Curious George
Veteran Member
I can't help but think that such speculation is romanticizing the 'noble savage.'About 5,500 years ago on the plains of what is now Southern Iraq, the Sumerian people invented the class society. We don't know why or how they did it other than the likelihood some people saw a chance to seize power and took it -- and that religion most likely played a role in the creation.
Here's what made a class society possible, though: Agriculture. Agriculture produces a surplus of food, unlike hunting/gathering. That means it becomes possible for a few people to live off the surplus without actually working in the fields themselves. Agriculture had been invented by the time the first class societies arose.

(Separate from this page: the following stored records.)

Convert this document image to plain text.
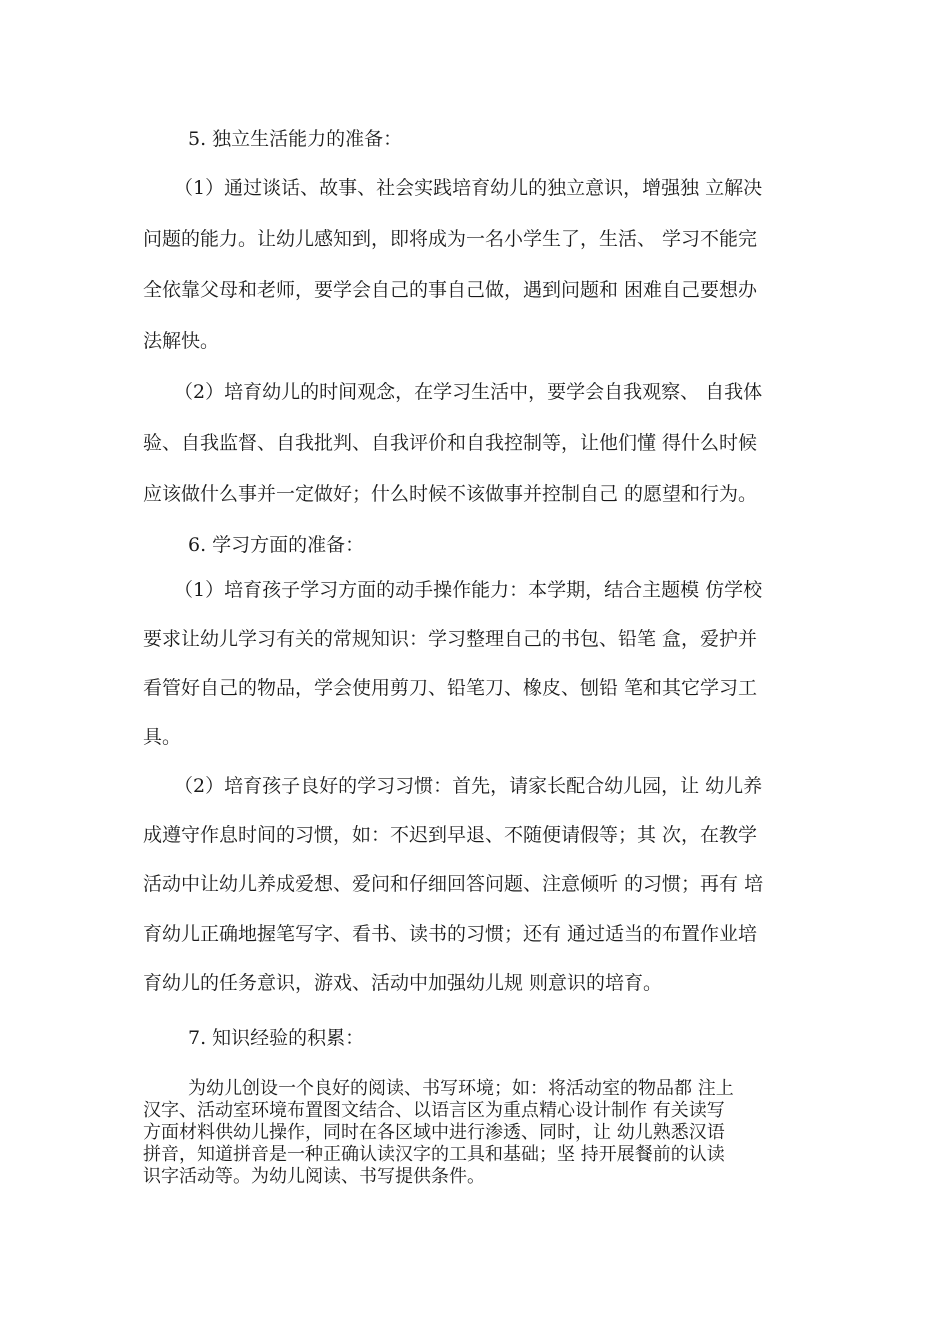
5. 独立生活能力的准备：
（1）通过谈话、故事、社会实践培育幼儿的独立意识，增强独 立解决
问题的能力。让幼儿感知到，即将成为一名小学生了，生活、 学习不能完
全依靠父母和老师，要学会自己的事自己做，遇到问题和 困难自己要想办
法解快。
（2）培育幼儿的时间观念，在学习生活中，要学会自我观察、 自我体
验、自我监督、自我批判、自我评价和自我控制等，让他们懂 得什么时候
应该做什么事并一定做好；什么时候不该做事并控制自己 的愿望和行为。
6. 学习方面的准备：
（1）培育孩子学习方面的动手操作能力：本学期，结合主题模 仿学校
要求让幼儿学习有关的常规知识：学习整理自己的书包、铅笔 盒，爱护并
看管好自己的物品，学会使用剪刀、铅笔刀、橡皮、刨铅 笔和其它学习工
具。
（2）培育孩子良好的学习习惯：首先，请家长配合幼儿园，让 幼儿养
成遵守作息时间的习惯，如：不迟到早退、不随便请假等；其 次，在教学
活动中让幼儿养成爱想、爱问和仔细回答问题、注意倾听 的习惯；再有 培
育幼儿正确地握笔写字、看书、读书的习惯；还有 通过适当的布置作业培
育幼儿的任务意识，游戏、活动中加强幼儿规 则意识的培育。
7. 知识经验的积累：
为幼儿创设一个良好的阅读、书写环境；如：将活动室的物品都 注上
汉字、活动室环境布置图文结合、以语言区为重点精心设计制作 有关读写
方面材料供幼儿操作，同时在各区域中进行渗透、同时，让 幼儿熟悉汉语
拼音，知道拼音是一种正确认读汉字的工具和基础；坚 持开展餐前的认读
识字活动等。为幼儿阅读、书写提供条件。
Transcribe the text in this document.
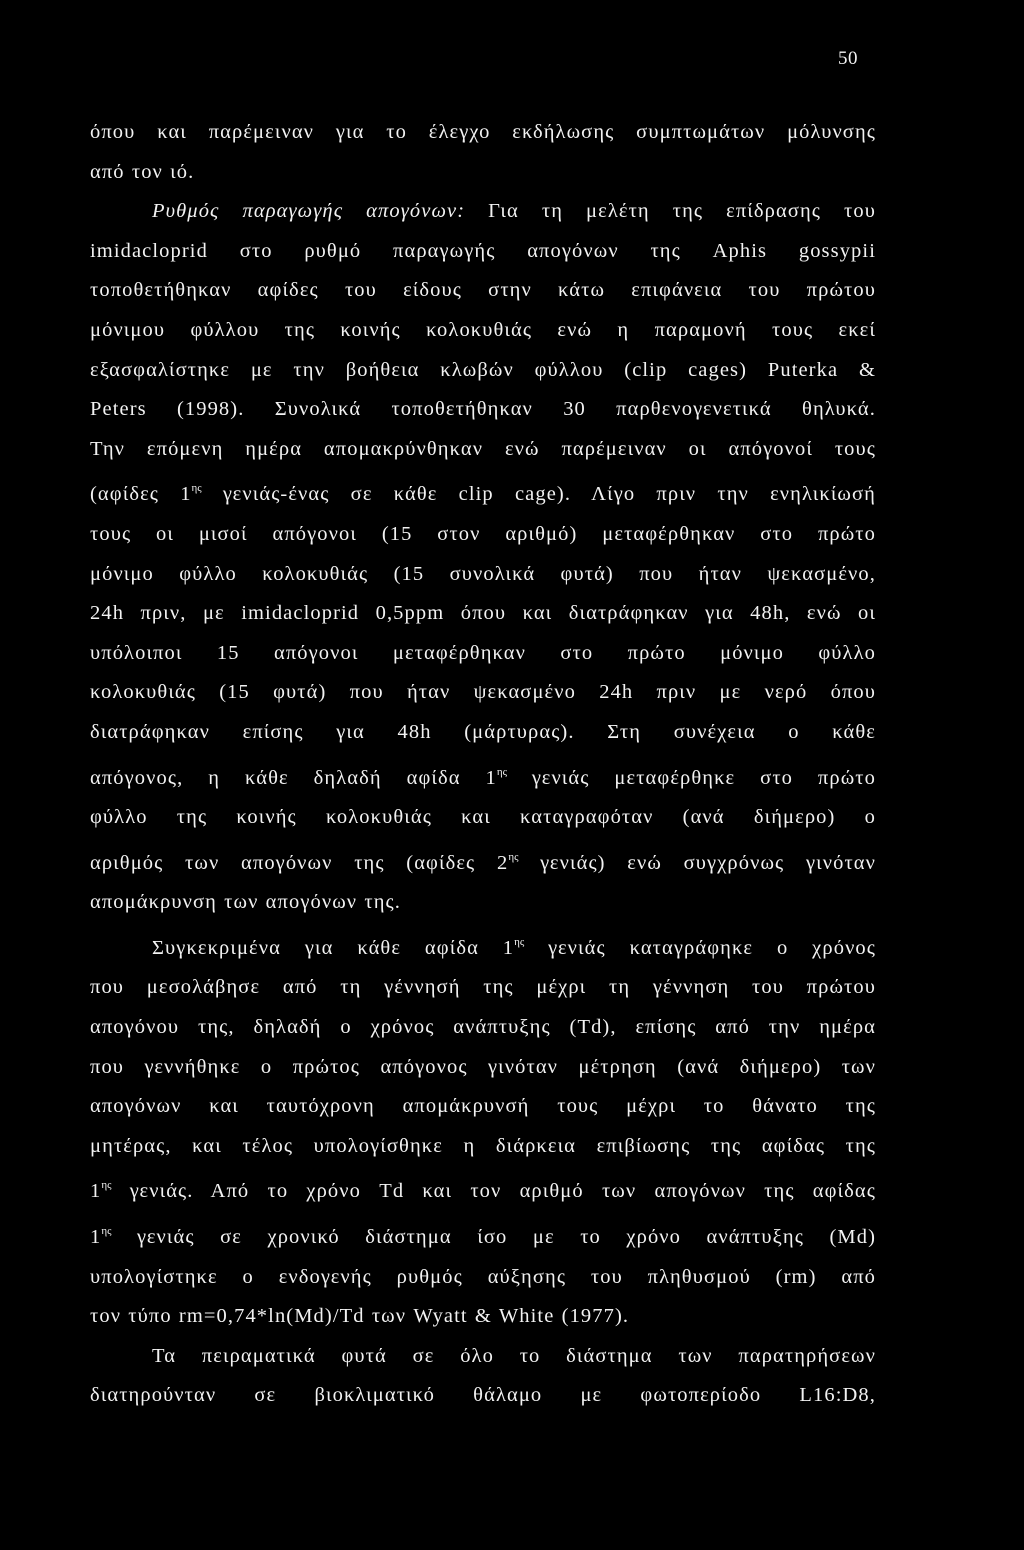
50
όπου και παρέμειναν για το έλεγχο εκδήλωσης συμπτωμάτων μόλυνσης
από τον ιό.
Ρυθμός παραγωγής απογόνων: Για τη μελέτη της επίδρασης του
imidacloprid στο ρυθμό παραγωγής απογόνων της Aphis gossypii
τοποθετήθηκαν αφίδες του είδους στην κάτω επιφάνεια του πρώτου
μόνιμου φύλλου της κοινής κολοκυθιάς ενώ η παραμονή τους εκεί
εξασφαλίστηκε με την βοήθεια κλωβών φύλλου (clip cages) Puterka &
Peters (1998). Συνολικά τοποθετήθηκαν 30 παρθενογενετικά θηλυκά.
Την επόμενη ημέρα απομακρύνθηκαν ενώ παρέμειναν οι απόγονοί τους
(αφίδες $1^{\eta\varsigma}$ γενιάς-ένας σε κάθε clip cage). Λίγο πριν την ενηλικίωσή
τους οι μισοί απόγονοι (15 στον αριθμό) μεταφέρθηκαν στο πρώτο
μόνιμο φύλλο κολοκυθιάς (15 συνολικά φυτά) που ήταν ψεκασμένο,
24h πριν, με imidacloprid 0,5ppm όπου και διατράφηκαν για 48h, ενώ οι
υπόλοιποι 15 απόγονοι μεταφέρθηκαν στο πρώτο μόνιμο φύλλο
κολοκυθιάς (15 φυτά) που ήταν ψεκασμένο 24h πριν με νερό όπου
διατράφηκαν επίσης για 48h (μάρτυρας). Στη συνέχεια ο κάθε
απόγονος, η κάθε δηλαδή αφίδα $1^{\eta\varsigma}$ γενιάς μεταφέρθηκε στο πρώτο
φύλλο της κοινής κολοκυθιάς και καταγραφόταν (ανά διήμερο) ο
αριθμός των απογόνων της (αφίδες $2^{\eta\varsigma}$ γενιάς) ενώ συγχρόνως γινόταν
απομάκρυνση των απογόνων της.
Συγκεκριμένα για κάθε αφίδα $1^{\eta\varsigma}$ γενιάς καταγράφηκε ο χρόνος
που μεσολάβησε από τη γέννησή της μέχρι τη γέννηση του πρώτου
απογόνου της, δηλαδή ο χρόνος ανάπτυξης (Td), επίσης από την ημέρα
που γεννήθηκε ο πρώτος απόγονος γινόταν μέτρηση (ανά διήμερο) των
απογόνων και ταυτόχρονη απομάκρυνσή τους μέχρι το θάνατο της
μητέρας, και τέλος υπολογίσθηκε η διάρκεια επιβίωσης της αφίδας της
$1^{\eta\varsigma}$ γενιάς. Από το χρόνο Td και τον αριθμό των απογόνων της αφίδας
$1^{\eta\varsigma}$ γενιάς σε χρονικό διάστημα ίσο με το χρόνο ανάπτυξης (Md)
υπολογίστηκε ο ενδογενής ρυθμός αύξησης του πληθυσμού (rm) από
τον τύπο rm=0,74*ln(Md)/Td των Wyatt & White (1977).
Τα πειραματικά φυτά σε όλο το διάστημα των παρατηρήσεων
διατηρούνταν σε βιοκλιματικό θάλαμο με φωτοπερίοδο L16:D8,
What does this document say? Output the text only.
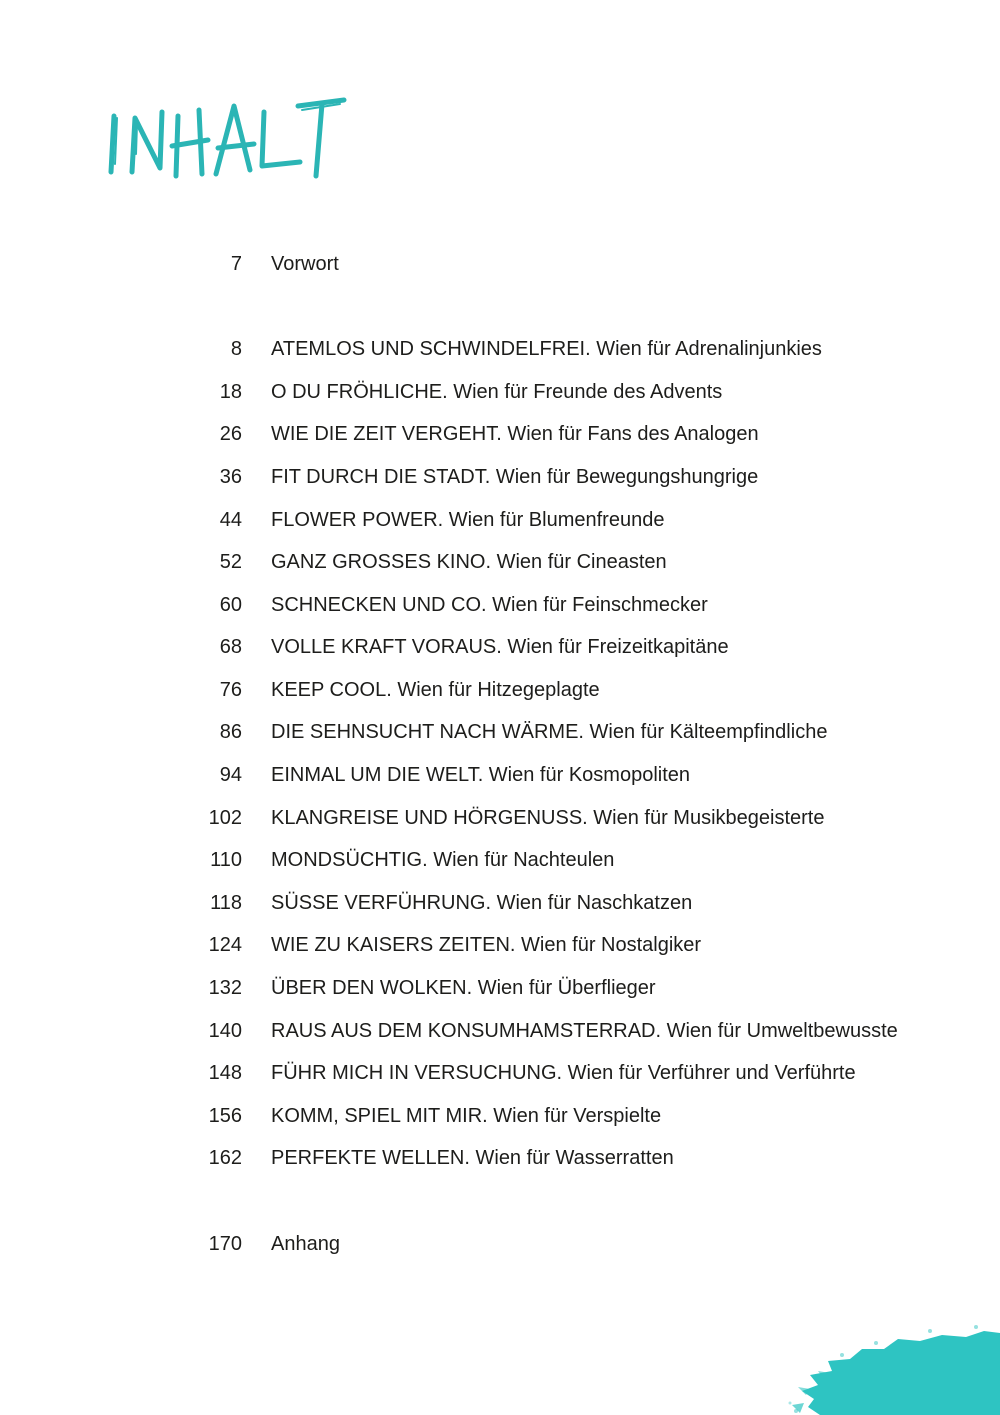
7 Vorwort
8 ATEMLOS UND SCHWINDELFREI. Wien für Adrenalinjunkies
18 O DU FRÖHLICHE. Wien für Freunde des Advents
26 WIE DIE ZEIT VERGEHT. Wien für Fans des Analogen
36 FIT DURCH DIE STADT. Wien für Bewegungshungrige
44 FLOWER POWER. Wien für Blumenfreunde
52 GANZ GROSSES KINO. Wien für Cineasten
60 SCHNECKEN UND CO. Wien für Feinschmecker
68 VOLLE KRAFT VORAUS. Wien für Freizeitkapitäne
76 KEEP COOL. Wien für Hitzegeplagte
86 DIE SEHNSUCHT NACH WÄRME. Wien für Kälteempfindliche
94 EINMAL UM DIE WELT. Wien für Kosmopoliten
102 KLANGREISE UND HÖRGENUSS. Wien für Musikbegeisterte
110 MONDSÜCHTIG. Wien für Nachteulen
118 SÜSSE VERFÜHRUNG. Wien für Naschkatzen
124 WIE ZU KAISERS ZEITEN. Wien für Nostalgiker
132 ÜBER DEN WOLKEN. Wien für Überflieger
140 RAUS AUS DEM KONSUMHAMSTERRAD. Wien für Umweltbewusste
148 FÜHR MICH IN VERSUCHUNG. Wien für Verführer und Verführte
156 KOMM, SPIEL MIT MIR. Wien für Verspielte
162 PERFEKTE WELLEN. Wien für Wasserratten
170 Anhang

Once you have a food surplus, all you need is a few ambitious people to see the potential of it, then for them to figure out some way to get everyone else to go along with making them leisured kings, priests, and nobles. But how do you do that?
Near as anyone knows, it might have been done largely through an alliance of priests and leaders. The priests would have put out the word that the gods wanted the leaders to be kings and nobles. That is, wanted the leaders to be made permanent leaders with real power over others. Once the priests had convinced enough people of this new "truth", the leaders could rise up to become kings and nobles.
You see the same nonsense today when some preacher blesses the president or declares that God wants him to be president.
There's a huge library of information about classless hunting/gathering groups. I think you can find a lot of it online.
As for how such groups work, the have leaders, but the leaders have no real power to compel people to obey them. They only have their own authority as wise or competent individuals.
So, for instance, if Smith is the leader of a classless hunting/gathering group, people follow him -- to whatever extent they do -- because they think he's smart, wise, and competent, but not because he has a police force and army to force them to follow him -- because he doesn't.
In practice, Smith would be most likely to leave major decisions up to a vote of the people. That is, rather than make a decision himself, then try to convince everyone to go along with it, Smith would be most likely to ask everyone what they wanted to do, then throw in his weight with the majority. That's how it tends to work in today's few remaining hunting/gathering groups.
What we can see is that larger groups had advantages. From protection to technology. This is why we see larger societies forming independent of each other. Perhaps class is a inevitable element of these larger societies or perhaps it is a side effect we have not been able to mitigate. I am not certain that we can conclude that smaller groupings did not have their own classes. I am also nit certain we can conclude that smaller or larger societies will be more or less egalitarian.